2.4 Develop a graph to check the distribution of the number of publications. Write a sentence to describe the graph (i.e., is the number of publications normally distributed?)

library(ggplot2)
p = ggplot(data = female.B, aes(x = NPubs))
p1 = p + geom_histogram(aes(y = ..density..), color = "white", fill = "blue")
p2 = p1 + geom_density(col="red")
p2 + ggtitle("Distribution of professors' salaries") + theme_bw()
## `stat_bin()` using `bins = 30`. Pick better value with `binwidth`.

2.5 Conduct a non-parametric test to determine whether the number of publications differed among professors’ ranks. Interpret the findings (i.e., is there evidence that the number of publications significantly differed among professors’ ranks?)

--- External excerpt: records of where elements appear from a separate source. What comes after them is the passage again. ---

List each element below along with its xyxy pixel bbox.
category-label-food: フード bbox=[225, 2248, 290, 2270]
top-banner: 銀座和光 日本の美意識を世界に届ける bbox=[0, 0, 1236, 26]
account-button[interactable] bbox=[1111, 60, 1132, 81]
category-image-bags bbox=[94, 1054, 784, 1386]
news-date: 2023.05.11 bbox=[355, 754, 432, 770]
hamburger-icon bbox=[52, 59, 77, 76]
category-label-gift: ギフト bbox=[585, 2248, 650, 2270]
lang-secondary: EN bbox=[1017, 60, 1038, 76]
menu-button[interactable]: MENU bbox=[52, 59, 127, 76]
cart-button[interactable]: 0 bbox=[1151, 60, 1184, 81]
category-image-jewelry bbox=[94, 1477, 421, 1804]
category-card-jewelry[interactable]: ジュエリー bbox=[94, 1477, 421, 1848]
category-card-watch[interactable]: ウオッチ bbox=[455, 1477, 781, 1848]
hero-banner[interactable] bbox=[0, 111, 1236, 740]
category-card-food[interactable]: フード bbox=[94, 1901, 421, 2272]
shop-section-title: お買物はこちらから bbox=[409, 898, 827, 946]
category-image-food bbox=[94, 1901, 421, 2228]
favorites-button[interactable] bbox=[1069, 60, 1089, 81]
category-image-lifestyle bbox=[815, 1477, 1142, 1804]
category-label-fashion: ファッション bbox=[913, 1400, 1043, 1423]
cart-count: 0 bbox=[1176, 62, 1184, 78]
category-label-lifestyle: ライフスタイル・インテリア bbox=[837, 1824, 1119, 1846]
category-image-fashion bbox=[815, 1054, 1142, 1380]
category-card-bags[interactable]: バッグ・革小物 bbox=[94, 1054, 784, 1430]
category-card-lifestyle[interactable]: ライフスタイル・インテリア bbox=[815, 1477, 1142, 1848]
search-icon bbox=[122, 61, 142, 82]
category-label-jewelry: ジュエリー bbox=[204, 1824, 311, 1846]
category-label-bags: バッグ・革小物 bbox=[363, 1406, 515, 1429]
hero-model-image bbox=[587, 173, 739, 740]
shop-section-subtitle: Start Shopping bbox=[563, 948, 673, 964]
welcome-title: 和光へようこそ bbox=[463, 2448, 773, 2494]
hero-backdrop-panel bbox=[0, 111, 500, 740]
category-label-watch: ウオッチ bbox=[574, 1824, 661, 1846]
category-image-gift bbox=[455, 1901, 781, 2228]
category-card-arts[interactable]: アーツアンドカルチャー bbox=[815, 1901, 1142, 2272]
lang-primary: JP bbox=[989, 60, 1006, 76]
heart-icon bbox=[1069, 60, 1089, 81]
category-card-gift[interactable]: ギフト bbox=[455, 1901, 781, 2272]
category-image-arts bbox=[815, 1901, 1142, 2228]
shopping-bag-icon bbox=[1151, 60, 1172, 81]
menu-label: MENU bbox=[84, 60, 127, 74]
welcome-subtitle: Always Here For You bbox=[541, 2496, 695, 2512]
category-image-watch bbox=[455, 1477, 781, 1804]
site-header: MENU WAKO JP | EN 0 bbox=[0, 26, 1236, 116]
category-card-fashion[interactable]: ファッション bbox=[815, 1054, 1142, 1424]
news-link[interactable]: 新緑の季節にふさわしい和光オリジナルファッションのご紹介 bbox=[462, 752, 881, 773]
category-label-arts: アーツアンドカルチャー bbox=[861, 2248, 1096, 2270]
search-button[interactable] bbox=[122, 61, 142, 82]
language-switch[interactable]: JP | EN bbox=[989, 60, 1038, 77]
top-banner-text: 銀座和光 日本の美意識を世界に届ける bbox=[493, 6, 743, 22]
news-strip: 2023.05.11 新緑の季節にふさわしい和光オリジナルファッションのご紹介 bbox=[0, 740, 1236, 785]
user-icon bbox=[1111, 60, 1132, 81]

kruskal.test(NPubs ~ Rank, data = female.B)
## 
##  Kruskal-Wallis rank sum test
## 
## data:  NPubs by Rank
## Kruskal-Wallis chi-squared = 0.81015, df = 2, p-value = 0.6669

2.6 Carry out a bootstrap to determine whether the mean number of publications differed among professors’ ranks. Interpret the findings (i.e., is there evidence that the number of publications differed among professors’ ranks?)

library(lmboot)
boot = ANOVA.boot(NPubs ~ Rank, B = 1000, seed = 1234, data = female.B)
boot$'p-values'
## [1] 0.821